Sus espacios funcionan bien aunque son estrechos. Una espacialidad sesentera. Nada de potreros. Una vez con el marido de Judy, que ya murió, nos reímos mirando las puertas de nuestras casas. No son estándar. Algunas, de pino Oregón, miden tres o cuatro centímetros menos que las comunes. “Este tipo debe haber sido petiso”, me comentó el vecino, encogiéndose de hombros.
Pues no. No era un hombre de estatura pequeña Calico Martner, aunque tampoco muy alto. Pero sí creaba grande con los materiales de la tierra. Y en cada proyecto nos los ponía por delante, honrados, glorificados, como quien enmarcase en oro puro una flor o un tronco y lo exhibiese en la sala mayor del Louvre. Diciéndonos, Calico, en cada obra: “Mira, esta es la tierra. Mira. Mira. La tierra. Mira qué grande. Mira qué hermosa, la tierra”.
Habitamos su legado y entendemos. No da lo mismo vivir en una casa pensada por un artista. No se adapta ella a uno, aunque tampoco opone resistencia. Es uno quien debe aprender a leerla, conocerla, respetarla.
Me ha costado. Quise botar la chimenea al comienzo, lo confieso. Quitaba espacio. Deseé desarmar los clósets minúsculos para poner unos más funcionales, de puerta con riel, modernos. Me molestó la cercanía de la cocina con las piezas. Por suerte no perseveré en mi torpeza de rebaño.

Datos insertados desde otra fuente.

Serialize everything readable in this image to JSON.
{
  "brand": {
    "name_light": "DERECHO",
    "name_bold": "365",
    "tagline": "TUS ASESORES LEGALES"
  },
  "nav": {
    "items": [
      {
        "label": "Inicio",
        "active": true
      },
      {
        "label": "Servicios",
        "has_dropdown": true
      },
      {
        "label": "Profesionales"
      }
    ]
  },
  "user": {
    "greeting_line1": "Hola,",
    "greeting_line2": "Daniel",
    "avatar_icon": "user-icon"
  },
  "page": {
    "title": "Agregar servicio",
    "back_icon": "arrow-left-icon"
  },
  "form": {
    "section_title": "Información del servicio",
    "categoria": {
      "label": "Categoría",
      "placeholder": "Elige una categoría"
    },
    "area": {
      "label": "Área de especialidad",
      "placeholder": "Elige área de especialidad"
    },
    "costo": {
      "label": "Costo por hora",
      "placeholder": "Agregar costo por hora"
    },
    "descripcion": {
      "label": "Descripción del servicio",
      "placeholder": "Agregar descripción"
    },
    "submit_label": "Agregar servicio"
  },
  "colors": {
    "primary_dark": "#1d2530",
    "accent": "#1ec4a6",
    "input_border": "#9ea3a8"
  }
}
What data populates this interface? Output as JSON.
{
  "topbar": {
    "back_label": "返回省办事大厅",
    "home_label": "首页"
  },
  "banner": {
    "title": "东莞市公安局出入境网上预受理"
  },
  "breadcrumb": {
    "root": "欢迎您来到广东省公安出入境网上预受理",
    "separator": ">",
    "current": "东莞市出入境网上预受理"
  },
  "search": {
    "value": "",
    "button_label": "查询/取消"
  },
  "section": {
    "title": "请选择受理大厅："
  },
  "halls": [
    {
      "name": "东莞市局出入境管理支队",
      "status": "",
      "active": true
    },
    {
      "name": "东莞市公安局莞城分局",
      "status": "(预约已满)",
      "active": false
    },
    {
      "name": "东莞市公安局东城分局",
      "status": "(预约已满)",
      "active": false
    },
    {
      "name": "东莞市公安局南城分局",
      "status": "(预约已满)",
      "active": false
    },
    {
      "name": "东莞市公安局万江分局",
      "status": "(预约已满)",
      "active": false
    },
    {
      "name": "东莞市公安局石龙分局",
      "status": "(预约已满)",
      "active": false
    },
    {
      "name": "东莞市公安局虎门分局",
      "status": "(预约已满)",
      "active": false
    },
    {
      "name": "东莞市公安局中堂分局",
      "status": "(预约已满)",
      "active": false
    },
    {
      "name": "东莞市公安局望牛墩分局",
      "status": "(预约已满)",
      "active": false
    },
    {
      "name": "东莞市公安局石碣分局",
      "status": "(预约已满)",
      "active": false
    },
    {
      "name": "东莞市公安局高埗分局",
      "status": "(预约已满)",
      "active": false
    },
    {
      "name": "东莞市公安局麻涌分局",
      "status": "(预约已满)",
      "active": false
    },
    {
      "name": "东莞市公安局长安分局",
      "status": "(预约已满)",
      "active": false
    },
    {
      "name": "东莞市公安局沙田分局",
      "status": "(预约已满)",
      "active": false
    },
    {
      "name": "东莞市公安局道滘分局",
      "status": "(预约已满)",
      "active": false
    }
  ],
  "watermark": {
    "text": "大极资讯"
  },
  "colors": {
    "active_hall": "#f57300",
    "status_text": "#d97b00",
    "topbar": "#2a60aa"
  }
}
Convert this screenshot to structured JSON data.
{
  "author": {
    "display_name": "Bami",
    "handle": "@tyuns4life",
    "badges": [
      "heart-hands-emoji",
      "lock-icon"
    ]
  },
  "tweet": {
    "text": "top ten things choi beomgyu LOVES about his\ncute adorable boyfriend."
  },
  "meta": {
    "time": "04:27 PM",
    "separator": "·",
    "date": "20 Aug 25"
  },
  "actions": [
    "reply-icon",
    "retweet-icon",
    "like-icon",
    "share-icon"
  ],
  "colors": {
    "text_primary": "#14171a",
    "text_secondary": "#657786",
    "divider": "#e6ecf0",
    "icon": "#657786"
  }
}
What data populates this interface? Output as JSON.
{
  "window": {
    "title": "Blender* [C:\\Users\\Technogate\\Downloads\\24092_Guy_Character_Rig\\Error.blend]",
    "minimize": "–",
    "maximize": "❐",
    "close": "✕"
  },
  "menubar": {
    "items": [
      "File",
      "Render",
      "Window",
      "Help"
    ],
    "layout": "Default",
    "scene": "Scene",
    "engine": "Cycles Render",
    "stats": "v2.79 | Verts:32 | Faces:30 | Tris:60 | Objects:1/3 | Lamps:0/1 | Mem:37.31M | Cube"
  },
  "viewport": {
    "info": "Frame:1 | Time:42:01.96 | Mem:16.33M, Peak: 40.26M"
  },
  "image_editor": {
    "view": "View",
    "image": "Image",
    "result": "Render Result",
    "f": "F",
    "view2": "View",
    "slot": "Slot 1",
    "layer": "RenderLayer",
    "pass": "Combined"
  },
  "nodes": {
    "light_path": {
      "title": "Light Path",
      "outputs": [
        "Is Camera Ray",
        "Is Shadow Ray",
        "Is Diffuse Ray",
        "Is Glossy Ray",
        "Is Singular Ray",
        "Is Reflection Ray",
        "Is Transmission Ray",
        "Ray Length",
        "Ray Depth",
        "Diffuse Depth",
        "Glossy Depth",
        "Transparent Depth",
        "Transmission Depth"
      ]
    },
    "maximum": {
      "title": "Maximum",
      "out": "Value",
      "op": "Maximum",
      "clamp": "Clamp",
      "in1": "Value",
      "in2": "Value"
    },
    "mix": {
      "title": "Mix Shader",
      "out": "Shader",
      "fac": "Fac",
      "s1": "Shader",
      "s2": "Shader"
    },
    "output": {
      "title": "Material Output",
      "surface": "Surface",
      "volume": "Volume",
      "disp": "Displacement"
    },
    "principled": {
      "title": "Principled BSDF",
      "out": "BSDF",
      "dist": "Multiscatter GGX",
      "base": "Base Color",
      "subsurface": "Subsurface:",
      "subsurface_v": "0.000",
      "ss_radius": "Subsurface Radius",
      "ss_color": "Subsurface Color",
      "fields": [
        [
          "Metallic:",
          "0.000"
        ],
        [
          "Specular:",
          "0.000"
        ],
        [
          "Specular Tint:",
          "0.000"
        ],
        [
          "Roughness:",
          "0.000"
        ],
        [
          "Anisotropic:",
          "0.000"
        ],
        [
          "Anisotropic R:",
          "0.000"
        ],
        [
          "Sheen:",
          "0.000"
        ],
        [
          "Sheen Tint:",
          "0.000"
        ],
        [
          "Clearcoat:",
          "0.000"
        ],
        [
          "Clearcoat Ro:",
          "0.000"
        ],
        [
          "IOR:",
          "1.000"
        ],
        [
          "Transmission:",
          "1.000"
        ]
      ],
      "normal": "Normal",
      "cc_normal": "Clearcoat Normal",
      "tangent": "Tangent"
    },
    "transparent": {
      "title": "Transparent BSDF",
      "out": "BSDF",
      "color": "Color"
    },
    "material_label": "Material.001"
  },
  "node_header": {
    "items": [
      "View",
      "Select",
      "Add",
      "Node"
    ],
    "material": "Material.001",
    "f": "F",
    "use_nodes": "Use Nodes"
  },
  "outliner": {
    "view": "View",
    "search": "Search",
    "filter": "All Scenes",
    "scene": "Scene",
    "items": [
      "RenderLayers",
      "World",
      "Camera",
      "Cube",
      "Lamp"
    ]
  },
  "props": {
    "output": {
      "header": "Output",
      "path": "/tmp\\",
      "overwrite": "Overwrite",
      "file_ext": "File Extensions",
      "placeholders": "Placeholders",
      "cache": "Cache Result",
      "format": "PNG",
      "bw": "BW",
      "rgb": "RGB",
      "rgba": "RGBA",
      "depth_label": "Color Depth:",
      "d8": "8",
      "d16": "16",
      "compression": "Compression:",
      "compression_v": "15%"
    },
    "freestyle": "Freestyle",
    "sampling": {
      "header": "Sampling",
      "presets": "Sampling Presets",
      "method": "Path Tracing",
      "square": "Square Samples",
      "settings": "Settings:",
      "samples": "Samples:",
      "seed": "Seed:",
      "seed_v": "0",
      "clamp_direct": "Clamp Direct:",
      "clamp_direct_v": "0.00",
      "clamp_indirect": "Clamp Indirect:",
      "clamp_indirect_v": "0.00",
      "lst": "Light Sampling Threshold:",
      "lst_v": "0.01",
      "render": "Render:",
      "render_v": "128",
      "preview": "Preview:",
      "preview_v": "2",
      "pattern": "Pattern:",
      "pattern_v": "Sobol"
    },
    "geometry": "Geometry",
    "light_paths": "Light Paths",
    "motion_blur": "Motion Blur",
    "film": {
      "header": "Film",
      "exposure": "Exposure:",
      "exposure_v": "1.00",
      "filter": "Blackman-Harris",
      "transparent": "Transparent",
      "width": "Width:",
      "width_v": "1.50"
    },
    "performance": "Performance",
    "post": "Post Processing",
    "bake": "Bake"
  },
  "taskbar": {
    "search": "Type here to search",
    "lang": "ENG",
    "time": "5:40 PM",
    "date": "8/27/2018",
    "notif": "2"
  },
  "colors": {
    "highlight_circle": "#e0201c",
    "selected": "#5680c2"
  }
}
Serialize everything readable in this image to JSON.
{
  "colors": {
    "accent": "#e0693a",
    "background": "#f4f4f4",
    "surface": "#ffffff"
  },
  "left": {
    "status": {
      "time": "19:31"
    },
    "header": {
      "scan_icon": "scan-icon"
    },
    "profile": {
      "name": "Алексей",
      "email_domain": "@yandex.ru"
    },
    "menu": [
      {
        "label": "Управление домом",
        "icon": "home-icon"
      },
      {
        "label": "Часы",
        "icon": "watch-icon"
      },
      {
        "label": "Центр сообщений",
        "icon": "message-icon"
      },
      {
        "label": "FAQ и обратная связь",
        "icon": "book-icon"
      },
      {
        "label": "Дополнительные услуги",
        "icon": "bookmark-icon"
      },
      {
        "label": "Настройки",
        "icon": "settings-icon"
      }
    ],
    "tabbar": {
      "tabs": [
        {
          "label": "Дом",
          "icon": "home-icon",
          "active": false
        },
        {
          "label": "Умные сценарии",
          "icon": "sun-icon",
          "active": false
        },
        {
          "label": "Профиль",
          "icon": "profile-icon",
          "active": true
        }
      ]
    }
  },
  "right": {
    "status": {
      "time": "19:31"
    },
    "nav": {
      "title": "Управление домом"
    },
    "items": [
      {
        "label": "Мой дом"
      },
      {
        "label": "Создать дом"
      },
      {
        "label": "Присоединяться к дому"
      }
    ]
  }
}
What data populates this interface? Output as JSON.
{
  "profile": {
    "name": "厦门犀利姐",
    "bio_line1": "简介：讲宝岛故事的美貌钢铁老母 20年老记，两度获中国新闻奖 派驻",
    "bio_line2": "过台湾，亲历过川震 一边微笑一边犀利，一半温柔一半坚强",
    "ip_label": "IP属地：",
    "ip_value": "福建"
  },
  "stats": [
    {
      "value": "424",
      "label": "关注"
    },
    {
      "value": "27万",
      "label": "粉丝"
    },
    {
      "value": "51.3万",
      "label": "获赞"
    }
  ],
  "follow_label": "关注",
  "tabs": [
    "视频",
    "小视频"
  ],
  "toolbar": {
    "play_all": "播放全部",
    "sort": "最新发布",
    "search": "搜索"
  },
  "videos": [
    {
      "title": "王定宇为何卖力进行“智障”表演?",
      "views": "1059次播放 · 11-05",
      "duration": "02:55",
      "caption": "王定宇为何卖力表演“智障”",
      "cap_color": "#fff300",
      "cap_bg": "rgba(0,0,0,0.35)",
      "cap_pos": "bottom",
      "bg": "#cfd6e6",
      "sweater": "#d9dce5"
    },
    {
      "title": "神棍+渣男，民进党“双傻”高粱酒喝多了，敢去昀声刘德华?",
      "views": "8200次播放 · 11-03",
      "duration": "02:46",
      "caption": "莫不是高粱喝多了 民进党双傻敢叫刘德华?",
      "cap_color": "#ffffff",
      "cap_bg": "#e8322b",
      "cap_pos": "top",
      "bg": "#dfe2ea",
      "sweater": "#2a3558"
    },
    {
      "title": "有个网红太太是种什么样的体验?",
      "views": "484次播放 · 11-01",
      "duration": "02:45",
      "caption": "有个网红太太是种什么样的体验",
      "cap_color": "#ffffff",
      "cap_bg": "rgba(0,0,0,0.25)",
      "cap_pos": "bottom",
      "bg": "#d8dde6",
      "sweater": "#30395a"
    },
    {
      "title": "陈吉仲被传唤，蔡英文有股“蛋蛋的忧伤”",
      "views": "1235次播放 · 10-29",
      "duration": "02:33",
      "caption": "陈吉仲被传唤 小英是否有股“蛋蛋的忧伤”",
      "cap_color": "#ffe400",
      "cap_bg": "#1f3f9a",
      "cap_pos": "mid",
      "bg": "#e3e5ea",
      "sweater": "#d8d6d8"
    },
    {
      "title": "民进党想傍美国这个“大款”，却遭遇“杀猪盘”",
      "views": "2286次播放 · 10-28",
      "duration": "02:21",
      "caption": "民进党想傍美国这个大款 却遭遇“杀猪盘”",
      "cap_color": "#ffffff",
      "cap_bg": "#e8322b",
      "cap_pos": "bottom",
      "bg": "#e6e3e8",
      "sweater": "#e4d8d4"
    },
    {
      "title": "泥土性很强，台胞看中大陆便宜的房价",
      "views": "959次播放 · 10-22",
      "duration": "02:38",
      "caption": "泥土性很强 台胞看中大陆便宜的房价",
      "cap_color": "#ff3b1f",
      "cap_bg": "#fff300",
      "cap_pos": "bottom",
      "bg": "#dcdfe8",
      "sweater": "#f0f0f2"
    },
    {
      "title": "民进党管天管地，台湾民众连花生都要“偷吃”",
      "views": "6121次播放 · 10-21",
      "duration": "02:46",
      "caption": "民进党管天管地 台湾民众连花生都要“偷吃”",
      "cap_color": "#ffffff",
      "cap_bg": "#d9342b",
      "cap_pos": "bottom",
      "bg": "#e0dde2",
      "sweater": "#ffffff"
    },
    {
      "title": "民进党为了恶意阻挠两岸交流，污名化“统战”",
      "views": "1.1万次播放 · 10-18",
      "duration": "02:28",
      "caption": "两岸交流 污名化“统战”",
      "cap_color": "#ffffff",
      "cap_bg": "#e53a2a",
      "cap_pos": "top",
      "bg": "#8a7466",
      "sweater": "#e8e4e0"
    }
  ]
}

Hace unos años pensamos en cambiarnos. Buscar un lugar más grande: los niños adolescentes, yo necesitando un taller. Visitamos muchas casas en muchos barrios. No pudimos. Ninguna nos gustó tanto como esta. Nos entregamos al hecho de que nos une a ella una pasión irracional. O quizás se trate de amor.
Gracias Carlos Martner por un lugar en el mundo.